Eine der längsten Beziehungen in unserem Leben haben wir mit unseren Geschwistern – ob wir wollen oder nicht. Dass diese nicht immer harmonisch verläuft und auf inniger Geschwisterliebe beruht, zeigen unter anderem berühmte Geschwisterpaare wie Kain und Abel oder Romulus und Remus. Daneben zeugen selbstverständlich viele Beispiele von positiv dargestellten Geschwisterbeziehungen, man denke aus popkultureller Sicht nur an die beiden Schwestern Anna und Elsa aus dem Hause Disney.
In der Kunstgeschichte sind Geschwisterdarstellungen bisher kaum ein Thema gewesen, obwohl es davon zahlreiche gibt und das schon seit vielen hundert Jahren. Die Kunsthalle Tübingen hat dies mit ihrer Ausstellung „Sisters & Brothers. 500 Jahre Geschwister in der Kunst“ im Jahr 2022 umfassend gezeigt. Die Darstellung von Schwestern und Brüdern ist dabei immer geprägt von den gesellschaftlichen Auffassungen von Familie und den unterschiedlichen Vorstellungen von Geschwisterlichkeit in den jeweiligen Epochen.
So zeigt das biedermeierliche Doppelporträt „Die zwei Schwestern“ von einem deutschen Meister aus der Zeit um 1820/30, zwei uns unbekannte junge Frauen vor einem Hintergrund mit blauem Himmel, Wolken und Bäumen. Vermutlich handelt es sich bei den beiden Dargestellten um Zwillingsschwestern. Die beiden stehen sehr nah beieinander und sind durch die beziehungsstiftende Geste des Händehaltens miteinander verbunden, wodurch Vertrautheit und Einheit vermittelt wird. Gerade die Darstellungen von Zwillingen sind prädestiniert dafür, eine einheitliche und harmonische Gemeinschaft zu verkörpern.

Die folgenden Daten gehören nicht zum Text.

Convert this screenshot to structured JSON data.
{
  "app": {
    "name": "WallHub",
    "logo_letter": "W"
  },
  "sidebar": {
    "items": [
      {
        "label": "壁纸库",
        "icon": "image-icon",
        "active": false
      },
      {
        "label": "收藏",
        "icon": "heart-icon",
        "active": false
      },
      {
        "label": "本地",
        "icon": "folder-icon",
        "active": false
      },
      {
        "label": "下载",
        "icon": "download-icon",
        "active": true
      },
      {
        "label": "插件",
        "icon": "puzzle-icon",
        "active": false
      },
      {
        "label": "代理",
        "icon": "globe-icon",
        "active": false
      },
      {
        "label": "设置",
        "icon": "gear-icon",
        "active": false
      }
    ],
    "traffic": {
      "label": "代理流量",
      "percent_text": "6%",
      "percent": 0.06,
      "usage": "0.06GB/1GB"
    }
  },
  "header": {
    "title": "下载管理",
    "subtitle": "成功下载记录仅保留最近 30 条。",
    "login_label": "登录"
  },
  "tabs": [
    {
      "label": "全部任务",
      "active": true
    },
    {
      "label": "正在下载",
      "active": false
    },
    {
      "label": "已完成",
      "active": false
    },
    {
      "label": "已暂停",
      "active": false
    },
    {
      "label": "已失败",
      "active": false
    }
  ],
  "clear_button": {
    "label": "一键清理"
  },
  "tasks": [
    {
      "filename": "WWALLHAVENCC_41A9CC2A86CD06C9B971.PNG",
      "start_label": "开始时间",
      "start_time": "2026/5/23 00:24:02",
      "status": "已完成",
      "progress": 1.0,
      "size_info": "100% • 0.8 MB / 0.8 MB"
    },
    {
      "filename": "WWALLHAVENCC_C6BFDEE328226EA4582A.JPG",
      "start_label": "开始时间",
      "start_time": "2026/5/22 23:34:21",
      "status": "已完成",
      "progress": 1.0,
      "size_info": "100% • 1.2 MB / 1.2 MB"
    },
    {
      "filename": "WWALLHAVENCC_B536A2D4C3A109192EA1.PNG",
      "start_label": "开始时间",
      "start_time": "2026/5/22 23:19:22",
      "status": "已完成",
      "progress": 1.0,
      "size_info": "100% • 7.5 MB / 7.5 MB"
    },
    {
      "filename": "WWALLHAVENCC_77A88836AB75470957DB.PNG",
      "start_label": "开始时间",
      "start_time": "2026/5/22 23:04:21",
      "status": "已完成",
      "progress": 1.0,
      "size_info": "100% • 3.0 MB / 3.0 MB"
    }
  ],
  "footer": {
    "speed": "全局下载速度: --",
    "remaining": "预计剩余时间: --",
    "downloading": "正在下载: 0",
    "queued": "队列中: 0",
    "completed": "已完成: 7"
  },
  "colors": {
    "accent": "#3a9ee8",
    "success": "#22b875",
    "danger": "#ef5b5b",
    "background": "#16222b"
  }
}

Die beiden Frauen schauen dabei den Betrachtenden an. Individualisierende Attribute oder Unterschiede im Habitus sucht man hier vergebens. Die beiden Frauen tragen Kleider, die sich auf den ersten Blick nur durch ihre Farbe unterscheiden und haben entsprechend der zeitgenössischen Mode ihre Haare gleich frisiert. Die Interaktion der Beiden ist auf ihre Verbundenheit und schwesterliche Einheit reduziert. Neben dem Ideal der Anmut und Schönheit des Biedermeiers steht die ideale Darstellung von Freundschaft und Geschwisterliebe deutlich im Vordergrund dieses Gemäldes, sowohl motivisch als auch formal.
Schwesterliche Doppelporträts sind seit der Mitte des 18. Jahrhunderts eng mit dem aufkommenden Freundschaftskult der Zeit verknüpft. Die Verbürgerlichung der Gesellschaft, die sich im 18. Jahrhundert durchsetzt und einen tiefgreifenden sozialen und kulturellen Wandelt mit sich bringt, sorgt unter anderem dafür, dass neben Großfamilien als Produktionsgemeinschaft nun auch die Kleinfamilie als „Keimzelle des Staates“ auftritt. Die Familie wird als Hort von Emotionalität verklärt und Gefühle ins Private und damit in die Familie und in die Freundschaft verlagert. Dies sorgt für eine sentimentale Aufladung der Bindungen innerhalb der Familie: zwischen Eltern und Kindern, aber eben auch zwischen Geschwistern.
Gleichzeitig gewinnen freundschaftliche Beziehungen eine neue Bedeutung und der daraus resultierende Freundschaftskult nimmt auch Einfluss auf die Darstellung von Schwestern. Diese werden nun wie Freundinnen in inniger Verbundenheit dargestellt und die Geschwisterbeziehung verklärt, denn Konflikte sind zu dieser Zeit nicht bildwürdig. Ebenso wenig findet man in der Darstellung einen emanzipatorischen Impetus. Vielmehr sind geschwisterliche Liebe und Freundschaft zu dieser Zeit Zeichen für einen sittlichen und tugendhaften Menschen. So entstehen ab dem 18. Jahrhundert zahlreiche Freundschaftsbildnisse, die enge Verbundenheit und liebevolle Zuneigung darstellen und die Gattung erlebt im 19. Jahrhundert ihren Höhepunkt. In dieser Tradition steht auch das Gemälde der zwei Schwestern aus der Sammlung des Dortmunder Museum für Kunst und Kulturgeschichte, welches das gängige Muster geschwisterlicher und freundschaftlicher Eintracht zeigt.